Куликов удивленно посмотрел на меня.
Директора звали Витков Владимир Федорович. Куликов познакомился с ним за карточным столом года два назад. По его мнению, это был спокойный, рассудительный человек.
О себе он распространялся мало, впрочем, как все партнеры Куликова, интересующие друг друга только как преферансисты. Связи с ним Куликов не имел.
Заканчивая разговор, Куликов снова вернулся к картам. Казалось, это беспокоит его больше всего.

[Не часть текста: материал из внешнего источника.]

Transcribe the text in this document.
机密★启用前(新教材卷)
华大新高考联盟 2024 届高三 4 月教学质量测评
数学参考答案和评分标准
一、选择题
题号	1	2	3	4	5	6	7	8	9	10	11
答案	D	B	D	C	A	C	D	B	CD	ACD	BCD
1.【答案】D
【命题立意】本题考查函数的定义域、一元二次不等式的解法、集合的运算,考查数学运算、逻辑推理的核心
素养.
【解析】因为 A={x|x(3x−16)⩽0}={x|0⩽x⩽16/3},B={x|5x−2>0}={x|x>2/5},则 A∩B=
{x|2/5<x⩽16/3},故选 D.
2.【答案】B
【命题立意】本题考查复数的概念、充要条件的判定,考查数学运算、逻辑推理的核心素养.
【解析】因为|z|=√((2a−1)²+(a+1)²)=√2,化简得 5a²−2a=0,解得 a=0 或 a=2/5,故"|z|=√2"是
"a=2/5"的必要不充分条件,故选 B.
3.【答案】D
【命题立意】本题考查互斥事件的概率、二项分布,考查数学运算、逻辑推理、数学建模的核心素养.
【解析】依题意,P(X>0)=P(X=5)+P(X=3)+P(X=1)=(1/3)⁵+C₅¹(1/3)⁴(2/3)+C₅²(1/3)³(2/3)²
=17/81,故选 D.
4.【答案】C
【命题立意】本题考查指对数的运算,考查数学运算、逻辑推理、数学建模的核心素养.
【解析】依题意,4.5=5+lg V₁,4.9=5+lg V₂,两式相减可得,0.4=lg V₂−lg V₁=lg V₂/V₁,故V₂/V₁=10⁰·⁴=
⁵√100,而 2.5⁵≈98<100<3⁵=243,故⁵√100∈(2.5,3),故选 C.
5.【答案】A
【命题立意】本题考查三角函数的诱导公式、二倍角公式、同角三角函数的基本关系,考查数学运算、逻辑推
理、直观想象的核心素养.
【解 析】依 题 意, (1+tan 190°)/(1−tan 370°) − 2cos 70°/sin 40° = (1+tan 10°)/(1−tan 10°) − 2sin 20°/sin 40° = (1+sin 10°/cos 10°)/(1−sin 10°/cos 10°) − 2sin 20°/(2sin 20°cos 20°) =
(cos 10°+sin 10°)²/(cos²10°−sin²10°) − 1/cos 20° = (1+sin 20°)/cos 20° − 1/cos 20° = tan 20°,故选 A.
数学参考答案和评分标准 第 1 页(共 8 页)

— Конечно, я был не прав, когда в первый раз отказался объяснить вам, где я провел день и ночь, и солгал, что ездил к жене. Я не вижу ничего особенно страшного в том, что люблю играть в преферанс, в конце концов это касается только меня, и тем не менее мне хотелось бы, чтобы об этом не знали. Помочь следствию мне больше нечем, и, если вы не возражаете, я готов продолжить разговор в любое другое время, когда это понадобится, а сейчас я очень прошу отпустить меня. Я устал и плохо себя чувствую. К тому же меня ждет жена.
— Вот это успех! — сказал Худяков, когда сгорбившийся, потерявший лоск Куликов закрыл за собой дверь. — Держался, держался человек и все-таки вывел нас на рыбный магазин. Я только не понимаю, как он рискнул это сделать? Ведь для него это конец.

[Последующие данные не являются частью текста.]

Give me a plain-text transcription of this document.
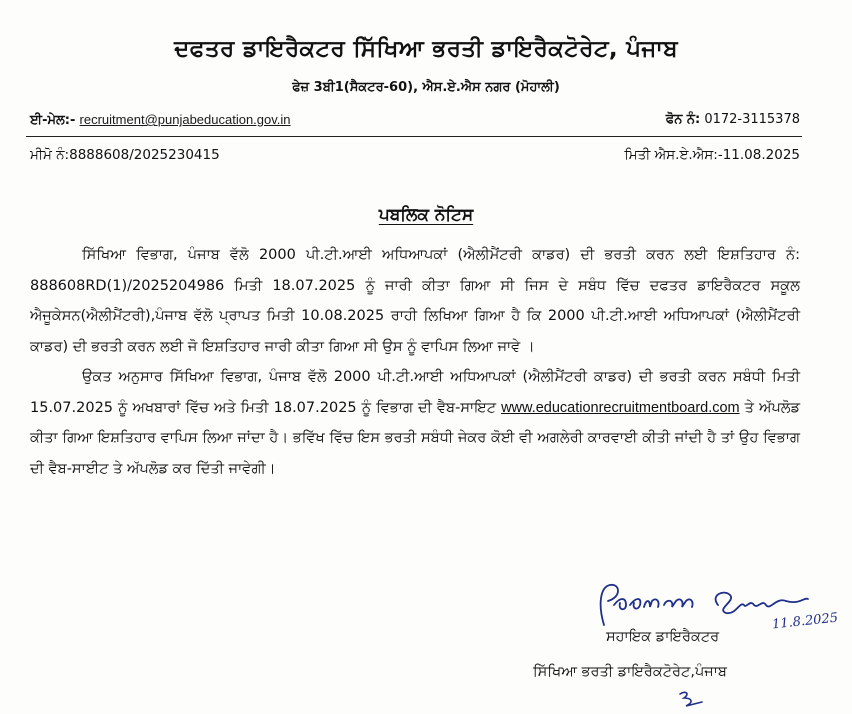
ਦਫਤਰ ਡਾਇਰੈਕਟਰ ਸਿੱਖਿਆ ਭਰਤੀ ਡਾਇਰੈਕਟੋਰੇਟ, ਪੰਜਾਬ
ਫੇਜ਼ 3ਬੀ1(ਸੈਕਟਰ-60), ਐਸ.ਏ.ਐਸ ਨਗਰ (ਮੋਹਾਲੀ)
ਈ-ਮੇਲ:- recruitment@punjabeducation.gov.in	ਫੋਨ ਨੰ: 0172-3115378
ਮੀਮੋ ਨੰ:8888608/2025230415	ਮਿਤੀ ਐਸ.ਏ.ਐਸ:-11.08.2025
ਪਬਲਿਕ ਨੋਟਿਸ

ਸਿੱਖਿਆ ਵਿਭਾਗ, ਪੰਜਾਬ ਵੱਲੋ 2000 ਪੀ.ਟੀ.ਆਈ ਅਧਿਆਪਕਾਂ (ਐਲੀਮੈਂਟਰੀ ਕਾਡਰ) ਦੀ ਭਰਤੀ ਕਰਨ ਲਈ ਇਸ਼ਤਿਹਾਰ ਨੰ: 888608RD(1)/2025204986 ਮਿਤੀ 18.07.2025 ਨੂੰ ਜਾਰੀ ਕੀਤਾ ਗਿਆ ਸੀ ਜਿਸ ਦੇ ਸਬੰਧ ਵਿੱਚ ਦਫਤਰ ਡਾਇਰੈਕਟਰ ਸਕੂਲ ਐਜੂਕੇਸਨ(ਐਲੀਮੈਂਟਰੀ),ਪੰਜਾਬ ਵੱਲੋ ਪ੍ਰਾਪਤ ਮਿਤੀ 10.08.2025 ਰਾਹੀ ਲਿਖਿਆ ਗਿਆ ਹੈ ਕਿ 2000 ਪੀ.ਟੀ.ਆਈ ਅਧਿਆਪਕਾਂ (ਐਲੀਮੈਂਟਰੀ ਕਾਡਰ) ਦੀ ਭਰਤੀ ਕਰਨ ਲਈ ਜੋ ਇਸ਼ਤਿਹਾਰ ਜਾਰੀ ਕੀਤਾ ਗਿਆ ਸੀ ਉਸ ਨੂੰ ਵਾਪਿਸ ਲਿਆ ਜਾਵੇ ।

ਉਕਤ ਅਨੁਸਾਰ ਸਿੱਖਿਆ ਵਿਭਾਗ, ਪੰਜਾਬ ਵੱਲੋ 2000 ਪੀ.ਟੀ.ਆਈ ਅਧਿਆਪਕਾਂ (ਐਲੀਮੈਂਟਰੀ ਕਾਡਰ) ਦੀ ਭਰਤੀ ਕਰਨ ਸਬੰਧੀ ਮਿਤੀ 15.07.2025 ਨੂੰ ਅਖਬਾਰਾਂ ਵਿੱਚ ਅਤੇ ਮਿਤੀ 18.07.2025 ਨੂੰ ਵਿਭਾਗ ਦੀ ਵੈਬ-ਸਾਇਟ www.educationrecruitmentboard.com ਤੇ ਅੱਪਲੋਡ ਕੀਤਾ ਗਿਆ ਇਸ਼ਤਿਹਾਰ ਵਾਪਿਸ ਲਿਆ ਜਾਂਦਾ ਹੈ। ਭਵਿੱਖ ਵਿੱਚ ਇਸ ਭਰਤੀ ਸਬੰਧੀ ਜੇਕਰ ਕੋਈ ਵੀ ਅਗਲੇਰੀ ਕਾਰਵਾਈ ਕੀਤੀ ਜਾਂਦੀ ਹੈ ਤਾਂ ਉਹ ਵਿਭਾਗ ਦੀ ਵੈਬ-ਸਾਈਟ ਤੇ ਅੱਪਲੋਡ ਕਰ ਦਿੱਤੀ ਜਾਵੇਗੀ।

11.8.2025
ਸਹਾਇਕ ਡਾਇਰੈਕਟਰ
ਸਿੱਖਿਆ ਭਰਤੀ ਡਾਇਰੈਕਟੋਰੇਟ,ਪੰਜਾਬ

— А что ему оставалось? — холодно парировал я. — Он же понимает, что назвать всех своих партнеров и забыть Виткова он просто не имеет права. Это может для него обернуться еще большими неприятностями.
Нам так же, как нашим коллегам по ОБХСС, было мало что известно о магазине номер шесть, в котором работал Витков. Магазин недавно открылся.
На Виткова по прежнему месту его работы никаких компрометирующих материалов не было, за исключением одного взыскания за самовольно организованную торговлю рыбой с лотка на улице. Однако наряду с этим он имел две благодарности от директора торга, и начальство сочло возможным перевести его с повышением, сделав директором магазина, тогда как на старом месте работы он был заведующим отделом.
Мы ознакомились и с объяснением, которое написал Витков по поводу взыскания: «Мне было необходимо выполнить план, находившийся под угрозой, поэтому я совершил нарушение. Признаю свою вину и обязуюсь впредь неукоснительно соблюдать правила торговли».
Нужно сказать, что даже разрешенная и одобренная начальством торговля в киосках и с лотков обычно строго ограничивается. Oт нее и очереди на тротуарах, и загрязнение улиц, и, самое главное, — бескассовая торговля порой создает условия для сбыта «левого» товара. Если в результате каких-либо махинаций образуются излишки товара, сбывать их в магазине практически невозможно, потому что в каждой кассе есть контрольная лента. Поэтому нечестные торговые работники пытаются обмануть государство, прибегая к таким способам торговли, при которых деньги получает сам продавец.
Само собой разумеется, все вышесказанное относится не ко всей лоточной торговле, а лишь к редким, из ряда вон выходящим случаям, но не считаться с ними тем не менее нельзя.
Внезапная ревизия в магазине, проведенная по нашей просьбе, не дала никаких результатов, свежей рыбы там найдено не было. Прямо из кабинета директора торга, где был подписан соответствующий приказ, мы вместе с представителями бухгалтерии и двумя общественными инспекторами отправились в магазин к Виткову. Он принял нас с широкой улыбкой на продолговатом, чуть скуластом лице.
Магазин был небольшой, очень чистый, уютный и современный. Витрины и прилавки сияли мрамором и стеклом, белоснежные шкафы-холодильники казались чудом современной техники. Им не хватало только рыбы.
Соленой рыбы, замороженной и консервов имелось много, свежей рыбы не было и в помине. Витков сам вызвался помочь комиссии и делал это довольно толково. Между тем ревизия была отнюдь не простой формальностью. Мы знали, что искали. Мы были уверены, что какие-то следы незаконной торговли должны остаться, и искали их с упорством и настойчивостью, свойственными молодости.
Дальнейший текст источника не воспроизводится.